Focus on the Athlete

It is so easy to get caught up in the exercises, sets, reps, runs, and jumps and lose sight of the goal, which is making the athlete better. If the exercises, sets, reps, runs and jumps do not fit the athlete and are not sport appropriate then we are not going to accomplish our goal. Many years’ ago I remember Frank Dick saying the coaching is not something you do to the athlete; it is something you do with the athlete. The athlete must be an active participant in the process, providing feedback and input. In that vain we must know what our athlete’s strengths and weaknesses are relative to their sport and train accordingly. Accentuate their strengths and gradually work to eliminate or at least minimize the weaknesses. Forcing them into training that they are not ready for based on their training age and stage of physical development is like forcing a square peg into a round hole. Another way to say to say this is that one size does not fit all. You can have two athletes in the same sport, who play the same position, are the same age, height and weight and need to have two very different training programs.

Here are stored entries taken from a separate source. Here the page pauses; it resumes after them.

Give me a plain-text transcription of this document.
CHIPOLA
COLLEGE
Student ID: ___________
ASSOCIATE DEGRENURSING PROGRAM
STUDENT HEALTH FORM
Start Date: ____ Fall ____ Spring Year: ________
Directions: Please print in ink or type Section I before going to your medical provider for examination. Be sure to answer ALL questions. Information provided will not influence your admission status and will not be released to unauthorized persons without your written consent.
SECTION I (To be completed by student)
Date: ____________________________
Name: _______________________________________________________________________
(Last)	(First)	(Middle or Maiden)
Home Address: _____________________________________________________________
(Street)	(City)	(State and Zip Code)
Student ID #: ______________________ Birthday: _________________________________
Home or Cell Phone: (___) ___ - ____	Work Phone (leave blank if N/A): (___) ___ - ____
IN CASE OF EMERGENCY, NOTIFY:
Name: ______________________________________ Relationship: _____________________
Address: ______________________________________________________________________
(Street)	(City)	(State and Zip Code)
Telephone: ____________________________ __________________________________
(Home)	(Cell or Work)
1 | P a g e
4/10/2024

It is so trite to say that every body is different, but it is so true. I know it is hard individualize in team sport and large group setting, but it can be done. You need to have revolving groups based on the athletes varied needs. For example for acceleration the athlete may be in group one, but for agility in group three. For this to work requires detailed organization and the involvement of the athlete. The athlete needs to be ”there” and aware, they can’t just be zombies going through the motions. It can be done and it must be done to optimize our athlete’s improvement. It is being prepared by having a plan; a good daily contingency plan and by using what you see, feel and hear to coach each session and each athlete.

Hard Work

To paraphrase the old country western song if you work your fingers to the bone all get is boney fingers. Doing hard work is not really that hard to do. Doing work that matters is much harder and it is how you get results. Don’t get me wrong I believe in working hard, but I believe more in working smart. At young training ages any work will pay dividends up to a point. As the athlete accrues training experience they cannot get away with just hard work, it must become specific to their needs and the sport they are preparing for. Instill and teach a work smart ethic so they know their bodies, how to eat, and how to get proper rest. Teach them good technique and help them understand why and how they should train. Learning how to train smart from the initial stages of training will allow them to optimize their training throughout their career. The genesis of many injures that occur later in athletes career are do to improper training early in their career. At younger training ages, especially in the male athlete the anabolic advantage from growth and development covers up many training errors. They can get away with mindless hard work. Use this anabolic advantage positively. As coaches we need to recognize that training must have a purpose beyond getting them tired and sore. Training must be directed work in pursuit of a specific objective. We must know the individual and have a plan to develop their abilities over the long term. Progressing in a stepwise manner, building upon each previous step. Train smart to get better.

Chuck Berry’s Knee

Take a close look at this pictureof Chuck Berry in his classic stance. Do you think Chuck Berry is thinking about where his knee goes? Of course not, he is just playing the music like he has done for sixty years. Don’t worry where the knee goes as long as it goes there with control. The knee needs to go past the toe for efficient movement. Don’t worry about where the knee goes, in sport and life there is not enough time to think about it. Prepare the body for what it has to do, last time I checked the knee was part of the body and just play the music like Chuck Berry!